If you blinked, you may have missed the latest UK 5G spectrum auction

Ray Le Maistre
By Ray Le Maistre

Mar 17, 2021

  • Latest UK spectrum auction was over in just three days
  • Thankfully, there was no need for crazy spending
  • In total, just over £1.35 billion has been spent so far by four operators
  • ‘Assignment’ stage still to go – analyst hopes airwaves will be in use by the summer

The latest auction of 5G spectrum by the UK regulator Ofcom was completed in just three days, with all four operators involved coming away with varying shares of the spoils and spending a total of just over £1.35 billion.

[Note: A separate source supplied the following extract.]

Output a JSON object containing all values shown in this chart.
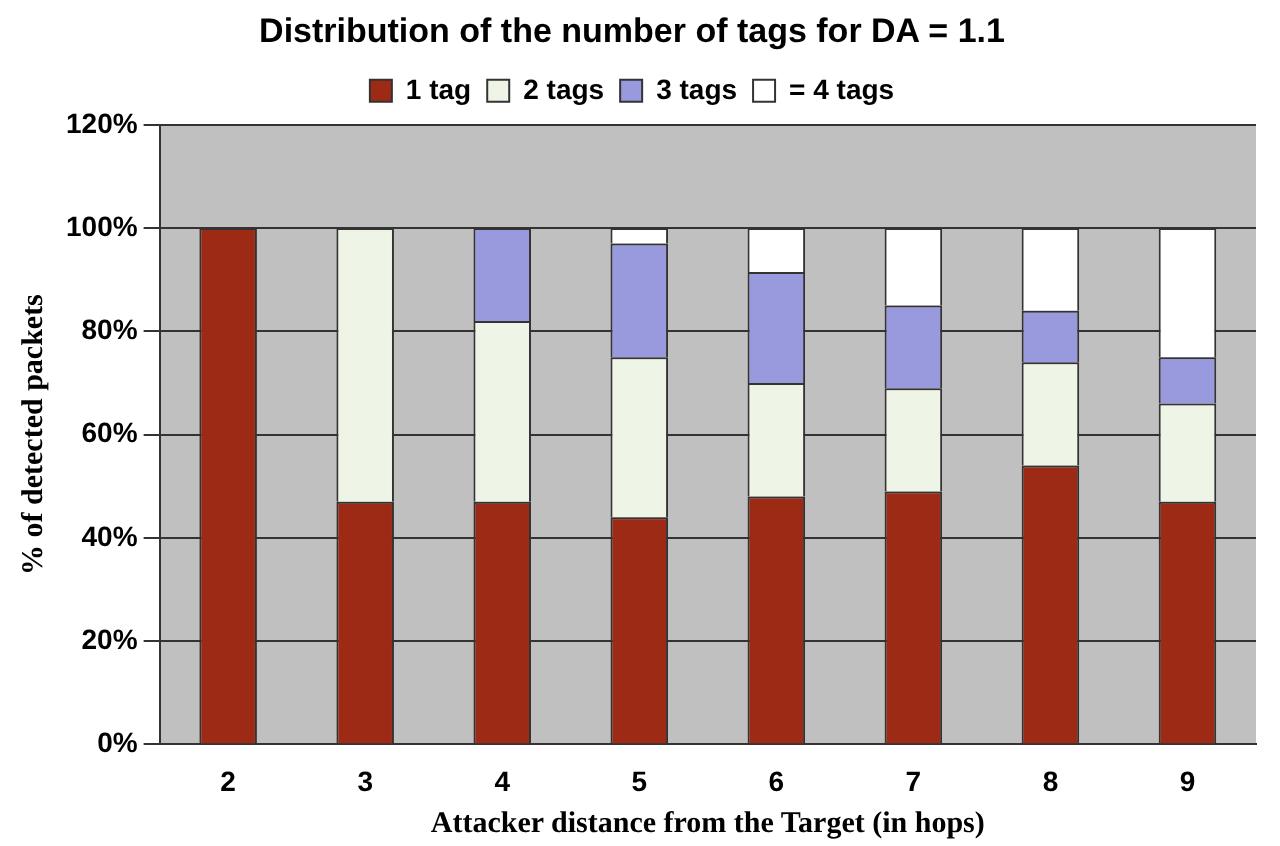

That total was less than anticipated, which spells good news for the operators. Investors were also happy the operators didn’t have to spend over the odds too: BT’s share price is up by 5% today to 150.5 pence on the London Stock Exchange, while Vodafone’s stock is up by 1.1% to 136 pence. 

BT’s mobile business, EE, spent the most to get the spectrum it wanted, shelling out £452 million in total (see the table for exact assets). It’s particularly happy with the airwaves it bagged in the 700 MHz band: “The low frequency spectrum will help deliver quality indoor 5G coverage, from train stations to airports, shopping centres to business parks, while mid-range spectrum will help support our future efforts to deliver industry leading innovation,” it noted in a statement sent to the business media. 

Telefónica UK (O2) splashed out £448 million on 40 Mhz of 3.6 GHz and 20 MHz of 700 MHz FDD spectrum, described by O2 as “a fair price.”  

Hutchison 3G UK (Three) focused on the low frequency spectrum, spending £280 million on two 10 MHz blocks in the 700 MHz band. “This triples the amount of low frequency spectrum we own and will have a transformative effect on our customers’ experience indoors and in rural areas,” stated Three CEO Robert Finnegan. “Coupled with our existing low frequency spectrum and the UK’s largest 5G spectrum holding, we are in a fantastic position to deliver a great network experience for our customers now and in the future.”

Vodafone UK spent £176.4 million on 40 MHz in the 3.6 GHz band. The operator “now holds 90 MHz of 3.4 – 3.6 GHz spectrum. The new spectrum acquired will enable Vodafone UK to significantly expand 5G network capacity to meet the growing demand for fast, reliable, high-quality data services,” it stated in this announcement

But it didn’t bid for any 700 MHz airwaves: CEO Ahmed Essam noted that Vodafone “avoided expenditure on low-band spectrum, where it is our strategy to re-farm over time our significant 900 MHz holdings to carry 5G traffic.” Vodafone UK has two 17.4 MHz blocks in the 900 MHz band. 

Source: Ofcom

Source: Ofcom

With the initial bidding over, the Ofcom process now moves into the ‘assignment’ stage, which “involves a single bidding round in which the companies can bid for the frequency positions they prefer for the airwaves they have secured in the principal stage.” Essentially, the operators will want, if possible, to line up their spectrum assets in each band so that it is ‘contiguous,’ in one block rather than fragmented in multiple slices across a band. “After submitting their assignment stage bids in the 3.6-3.8 GHz band, bidders will then have the opportunity to negotiate the frequency positions among themselves,” notes Ofcom

This is the stage that might be less straightforward, notes industry analyst Paolo Pescatore of PP Foresight. “This spectrum auction has been relatively easy… the main process concluded so quickly as all providers were successful in securing the spectrum they needed. Expect to see some haggling behind closed doors in the assignment stage,” notes Pescatore, who hopes this new spectrum “can be used by the summer.”

He doesn’t expect the onboarding of new spectrum assets to change any of the UK operators’ 5G service strategies in the near term. “It’s highly unlikely we will see a change in approach to 5G deployment. To date, focus has been on cities and data-hungry locations for the rollout of 5G. This will continue, especially with those securing 700 MHz, which will be used for indoor coverage as well in the short term. Ultimately the operators will seek to leverage 700 MHz in rural areas in the future, but not immediately,” states the analyst.